SAN DIEGO (Border Report) — A federal court is ordering a San Diego customs warehouse company to pay thousands in back wages and penalties to 16 Mexican workers after it was discovered the company illegally paid them as little as $3.38 per hour in pesos.
The U.S. District Court for the Southern District in San Diego ordered Premar Global Warehouse Logistics to pay $235,000 in back wages and penalties. The company was also found guilty of not paying overtime while forcing the employees — merchandise checkers — to work 45 to 51 hours a week.
The U.S. Department of Labor found the company was paying the equivalent of anywhere from $3.38 to $5.61 per hour as the workers received a flat rate or salary, in pesos, for all the hours they worked.
The company is based in Otay Mesa just north of the border between San Diego and Tijuana.
The employer’s actions led to violations of minimum-wage, overtime and record-keeping requirements with the Fair Labor Standards Act, according to the Labor Department
Premar, its owner Tomas Martinez Leal, and Export Dynamics De Mexico must pay $154,100 in overtime back wages and $75,900 in minimum wage back wages to the 16 workers.
The court also affirmed a $5,000 civil monetary penalty against Premar for reckless disregard of Fair Labor Standards Act requirements.
Border Report sought comment directly from the company’s owner, Tomas Martinez, but was told he wasn’t available.
“Mr.

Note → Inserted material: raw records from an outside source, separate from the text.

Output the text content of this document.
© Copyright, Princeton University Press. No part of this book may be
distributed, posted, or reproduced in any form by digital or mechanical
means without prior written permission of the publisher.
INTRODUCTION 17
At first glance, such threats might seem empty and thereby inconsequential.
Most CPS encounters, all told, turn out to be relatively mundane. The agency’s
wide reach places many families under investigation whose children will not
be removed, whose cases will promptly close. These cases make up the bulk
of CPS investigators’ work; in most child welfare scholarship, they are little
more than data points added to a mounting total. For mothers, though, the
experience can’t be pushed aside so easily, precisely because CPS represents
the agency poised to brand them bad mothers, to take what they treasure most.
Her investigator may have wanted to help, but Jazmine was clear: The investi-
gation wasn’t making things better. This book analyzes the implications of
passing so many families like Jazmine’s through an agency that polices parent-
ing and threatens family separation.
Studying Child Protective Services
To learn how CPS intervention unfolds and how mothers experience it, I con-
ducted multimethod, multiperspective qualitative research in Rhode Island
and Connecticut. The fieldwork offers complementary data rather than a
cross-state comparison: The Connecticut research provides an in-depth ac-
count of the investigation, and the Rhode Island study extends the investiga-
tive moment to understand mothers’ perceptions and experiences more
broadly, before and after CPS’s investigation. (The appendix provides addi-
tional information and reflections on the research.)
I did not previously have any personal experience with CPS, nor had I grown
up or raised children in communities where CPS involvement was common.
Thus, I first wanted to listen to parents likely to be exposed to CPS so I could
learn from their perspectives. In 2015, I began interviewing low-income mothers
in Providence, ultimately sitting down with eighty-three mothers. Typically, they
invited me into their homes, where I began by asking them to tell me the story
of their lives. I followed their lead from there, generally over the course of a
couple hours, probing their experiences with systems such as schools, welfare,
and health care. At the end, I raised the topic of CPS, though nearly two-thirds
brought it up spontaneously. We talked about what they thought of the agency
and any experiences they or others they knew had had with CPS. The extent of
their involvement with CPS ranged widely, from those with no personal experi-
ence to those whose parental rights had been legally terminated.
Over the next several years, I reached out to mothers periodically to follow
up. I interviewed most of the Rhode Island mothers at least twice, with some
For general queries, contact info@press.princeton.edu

Martinez is the first of the many employers we plan on investigating in this industry,” Labor Department attorney Adriana Ahumada said.
According to Labor Department, it has uncovered broad wage violations, including paying stateside workers a flat rate in pesos, indicating it’s a practice widespread in the industry.
“This case is a wake-up call to the customs warehouse industry,” said Ruben Rosalez, the Wage and Hour Regional Administrator for the Labor Department. “Paying a workforce as little as $3 an hour will not be tolerated, the U.S. Department of Labor will use every legal vehicle in our authority to ensure people working on U.S. soil are paid fairly and that employers who underpay workers do not gain an unfair competitive advantage over employers who comply with the law.”